If you’re running macOS or iOS, VLC is your best bet. On Android devices, you’ll be able to play back HEVC files using MX Player through software decoding if your device is fast enough, or if it is, both MX Player and the Plex app supports native HEVC playback. 

H.265 - Streaming Boxes and Console Support


Here’s a quick rundown of popular media playing devices that don't support HEVC:

 Google’s Chromecast (first and second generations)

 Apple TV (although some reports suggest 1080p HEVC playback is possible by running VLC on a 4th-gen model)
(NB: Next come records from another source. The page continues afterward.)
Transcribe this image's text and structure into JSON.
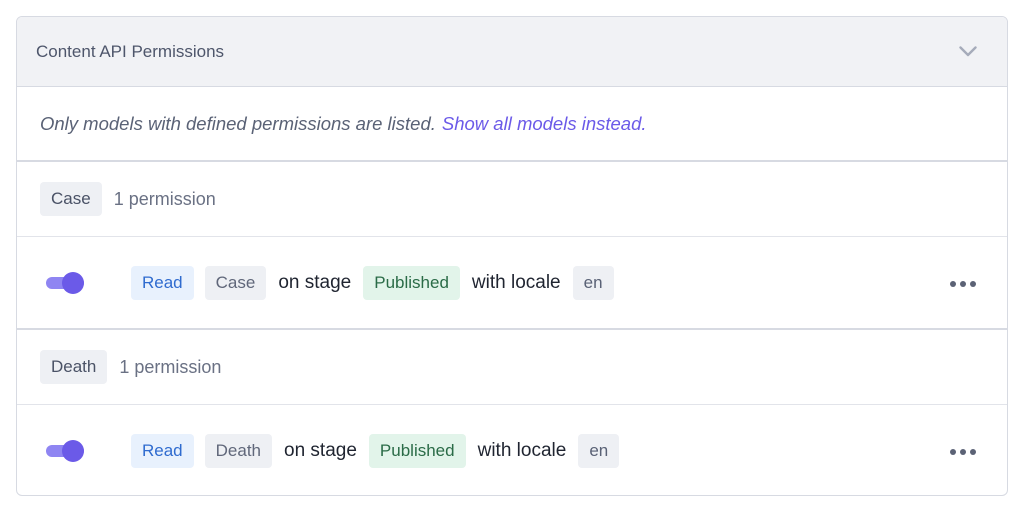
{
  "panel": {
    "title": "Content API Permissions",
    "notice": "Only models with defined permissions are listed.",
    "notice_link": "Show all models instead."
  },
  "groups": [
    {
      "model": "Case",
      "count": "1 permission",
      "permission": {
        "action": "Read",
        "model": "Case",
        "on_stage": "on stage",
        "stage": "Published",
        "with_locale": "with locale",
        "locale": "en",
        "enabled": true
      }
    },
    {
      "model": "Death",
      "count": "1 permission",
      "permission": {
        "action": "Read",
        "model": "Death",
        "on_stage": "on stage",
        "stage": "Published",
        "with_locale": "with locale",
        "locale": "en",
        "enabled": true
      }
    }
  ],
  "icons": {
    "chevron": "chevron-down-icon",
    "more": "more-horizontal-icon"
  },
  "colors": {
    "accent": "#6b5ae8",
    "header_bg": "#f1f2f5",
    "read_chip": "#e8f1fd",
    "published_chip": "#e2f4ea"
  }
}
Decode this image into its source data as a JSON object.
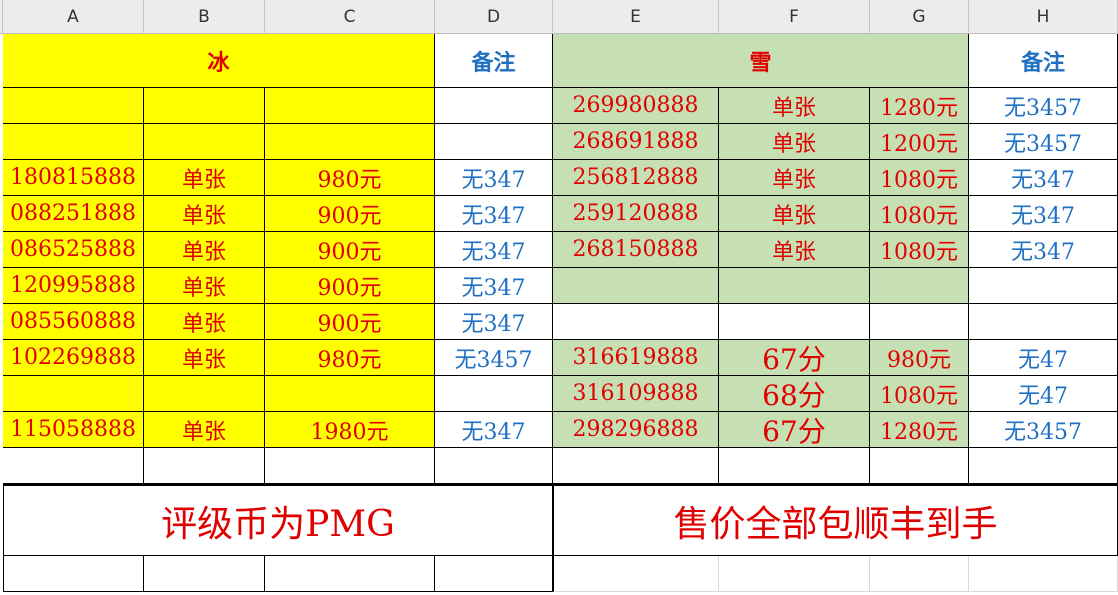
{
  "columns": [
    "A",
    "B",
    "C",
    "D",
    "E",
    "F",
    "G",
    "H"
  ],
  "left": {
    "title": "冰",
    "note_header": "备注",
    "rows": [
      {
        "num": "",
        "type": "",
        "price": "",
        "note": ""
      },
      {
        "num": "",
        "type": "",
        "price": "",
        "note": ""
      },
      {
        "num": "180815888",
        "type": "单张",
        "price": "980元",
        "note": "无347"
      },
      {
        "num": "088251888",
        "type": "单张",
        "price": "900元",
        "note": "无347"
      },
      {
        "num": "086525888",
        "type": "单张",
        "price": "900元",
        "note": "无347"
      },
      {
        "num": "120995888",
        "type": "单张",
        "price": "900元",
        "note": "无347"
      },
      {
        "num": "085560888",
        "type": "单张",
        "price": "900元",
        "note": "无347"
      },
      {
        "num": "102269888",
        "type": "单张",
        "price": "980元",
        "note": "无3457"
      },
      {
        "num": "",
        "type": "",
        "price": "",
        "note": ""
      },
      {
        "num": "115058888",
        "type": "单张",
        "price": "1980元",
        "note": "无347"
      }
    ]
  },
  "right": {
    "title": "雪",
    "note_header": "备注",
    "rows": [
      {
        "num": "269980888",
        "type": "单张",
        "price": "1280元",
        "note": "无3457"
      },
      {
        "num": "268691888",
        "type": "单张",
        "price": "1200元",
        "note": "无3457"
      },
      {
        "num": "256812888",
        "type": "单张",
        "price": "1080元",
        "note": "无347"
      },
      {
        "num": "259120888",
        "type": "单张",
        "price": "1080元",
        "note": "无347"
      },
      {
        "num": "268150888",
        "type": "单张",
        "price": "1080元",
        "note": "无347"
      },
      {
        "num": "",
        "type": "",
        "price": "",
        "note": ""
      },
      {
        "num": "",
        "type": "",
        "price": "",
        "note": ""
      },
      {
        "num": "316619888",
        "type": "67分",
        "price": "980元",
        "note": "无47"
      },
      {
        "num": "316109888",
        "type": "68分",
        "price": "1080元",
        "note": "无47"
      },
      {
        "num": "298296888",
        "type": "67分",
        "price": "1280元",
        "note": "无3457"
      }
    ]
  },
  "footer": {
    "left": "评级币为PMG",
    "right": "售价全部包顺丰到手"
  },
  "colors": {
    "left_fill": "#ffff00",
    "right_fill": "#c6e0b4",
    "value_red": "#e10000",
    "note_blue": "#1f6fc2"
  }
}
 Roku (third-gen models and earlier)

 Amazon Fire TV (2014) and Fire TV Stick

 Any Western Digital WD TV products

 All PlayStation consoles (including PS4 Pro)

 Xbox 360

And here are the media players that do support HEVC:

 Roku 4

 Amazon Fire TV (2015) and 2nd-gen Fire TV Stick

 Xbox One

This isn’t an exhaustive list, but you can clearly see that there’s just a handful of very recent devices that support native HEVC playback. The Xbox One is the only console to support playback, although support for HEVC was added through a software update, presumably utilizing software decoding.

So while the benefits of HEVC encoding are clear, playback is essentially restricted to PCs, high-end smartphones and tablets, and a very small range of media players and consoles.